Temporal trends in general and age-specific fertility rates among women with schizophrenia (1996-2009): a population-based study in Ontario, Canada
Vigod SN, Seeman MV, Ray JG, Anderson GM, Dennis CL, Grigoriadis S, Gruneir A, Kurdyak PA, Rochon PA. Schizophr Res. 2012; 139(1):169-75. Epub 2012 Jun 4.
Purpose — There is substantial evidence that women with schizophrenia in many parts of the world have fewer children than their peers. Our objective was to analyze recent trends in general and age-specific fertility rates among women with schizophrenia in Ontario, Canada.
Methods — We conducted a repeated cross-sectional population-based study from 1996 to 2009 using population-based linked administrative databases for the entire province of Ontario. Women aged 15-49years were classified into schizophrenia and non-schizophrenia groups in each successive 12-month period. Annual general and age-specific fertility rates were derived.

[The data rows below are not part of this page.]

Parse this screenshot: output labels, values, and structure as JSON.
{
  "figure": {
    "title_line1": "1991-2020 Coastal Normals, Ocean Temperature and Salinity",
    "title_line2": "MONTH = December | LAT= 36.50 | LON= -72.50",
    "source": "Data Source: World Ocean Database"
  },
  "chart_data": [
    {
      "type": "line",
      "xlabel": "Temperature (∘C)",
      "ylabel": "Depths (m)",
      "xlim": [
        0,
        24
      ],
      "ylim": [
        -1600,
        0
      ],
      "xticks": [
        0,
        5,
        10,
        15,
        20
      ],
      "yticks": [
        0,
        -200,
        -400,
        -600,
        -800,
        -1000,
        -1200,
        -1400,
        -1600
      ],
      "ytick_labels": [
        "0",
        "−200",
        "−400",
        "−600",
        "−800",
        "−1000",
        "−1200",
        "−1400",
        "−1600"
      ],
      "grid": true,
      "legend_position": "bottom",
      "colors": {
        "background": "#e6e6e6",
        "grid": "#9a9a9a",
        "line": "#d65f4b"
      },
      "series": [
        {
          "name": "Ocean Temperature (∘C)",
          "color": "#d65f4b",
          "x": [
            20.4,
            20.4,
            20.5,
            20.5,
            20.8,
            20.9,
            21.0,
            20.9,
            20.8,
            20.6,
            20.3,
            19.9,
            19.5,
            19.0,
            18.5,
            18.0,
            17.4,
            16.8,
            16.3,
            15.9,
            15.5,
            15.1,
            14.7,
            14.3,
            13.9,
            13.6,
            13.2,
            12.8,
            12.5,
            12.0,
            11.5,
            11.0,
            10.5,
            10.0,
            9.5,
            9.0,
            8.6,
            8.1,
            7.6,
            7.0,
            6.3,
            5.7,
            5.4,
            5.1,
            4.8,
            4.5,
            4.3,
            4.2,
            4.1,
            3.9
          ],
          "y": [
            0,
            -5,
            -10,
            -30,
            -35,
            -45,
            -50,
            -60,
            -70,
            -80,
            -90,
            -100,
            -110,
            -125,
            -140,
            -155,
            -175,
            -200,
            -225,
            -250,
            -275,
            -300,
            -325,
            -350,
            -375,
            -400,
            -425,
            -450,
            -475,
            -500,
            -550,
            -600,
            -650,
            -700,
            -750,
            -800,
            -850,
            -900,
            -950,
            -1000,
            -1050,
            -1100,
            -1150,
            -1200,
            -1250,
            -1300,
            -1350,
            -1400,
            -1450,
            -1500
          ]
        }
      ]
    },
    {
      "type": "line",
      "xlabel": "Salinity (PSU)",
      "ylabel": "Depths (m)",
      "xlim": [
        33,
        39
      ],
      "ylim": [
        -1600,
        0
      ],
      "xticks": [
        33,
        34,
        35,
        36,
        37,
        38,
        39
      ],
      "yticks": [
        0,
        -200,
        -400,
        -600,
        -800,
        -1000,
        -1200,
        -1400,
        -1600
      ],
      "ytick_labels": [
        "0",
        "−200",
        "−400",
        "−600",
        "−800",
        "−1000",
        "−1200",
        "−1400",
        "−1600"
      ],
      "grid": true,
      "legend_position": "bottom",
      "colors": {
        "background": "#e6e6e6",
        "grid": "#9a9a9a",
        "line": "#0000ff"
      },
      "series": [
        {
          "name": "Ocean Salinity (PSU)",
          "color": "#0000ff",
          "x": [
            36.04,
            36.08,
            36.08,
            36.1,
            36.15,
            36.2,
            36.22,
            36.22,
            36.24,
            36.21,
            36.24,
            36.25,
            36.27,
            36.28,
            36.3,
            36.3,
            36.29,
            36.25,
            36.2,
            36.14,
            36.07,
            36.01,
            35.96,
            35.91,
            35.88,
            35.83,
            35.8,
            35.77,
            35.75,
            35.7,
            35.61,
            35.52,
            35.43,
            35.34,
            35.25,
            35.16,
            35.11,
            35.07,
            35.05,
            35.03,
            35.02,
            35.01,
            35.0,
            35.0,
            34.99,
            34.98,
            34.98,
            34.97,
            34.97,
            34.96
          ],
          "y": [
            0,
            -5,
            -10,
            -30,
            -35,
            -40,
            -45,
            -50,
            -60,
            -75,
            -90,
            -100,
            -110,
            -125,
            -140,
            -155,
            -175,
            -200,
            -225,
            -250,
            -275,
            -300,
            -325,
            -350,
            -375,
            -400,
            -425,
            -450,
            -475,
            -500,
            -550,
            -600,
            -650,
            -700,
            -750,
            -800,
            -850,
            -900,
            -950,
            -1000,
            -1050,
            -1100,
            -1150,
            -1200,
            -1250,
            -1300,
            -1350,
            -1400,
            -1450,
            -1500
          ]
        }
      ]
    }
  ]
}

Results — The general fertility rate (GFR) among women with schizophrenia was 1.16 times higher in 2007-2009 than in 1996-1998 (95% confidence interval [CI] 1.04-1.31). The annual GFR ratio of women with vs. without schizophrenia was 0.41 (95% CI 0.36-0.47) in 2009, which was slightly higher than the same ratio in 1996 of 0.30 (95% CI 0.25-0.35). Annual age-specific fertility rates (ASFR) increased over time among women with schizophrenia aged 20-24, 25-29, 35-39 and 40-44years, but the increase was not always statistically significant. Among women aged 20-24years, the ASFR ratio in women with vs. without schizophrenia was not significant by the end of the study period (0.93, 95% CI 0.70-1.22).
Conclusions — The general fertility rate among women with schizophrenia appears to have increased modestly over the past 13 years. Clinical care and health policy should consider new strategies that focus on the mental health of women with schizophrenia as new mothers, while optimizing healthy pregnancies and child rearing.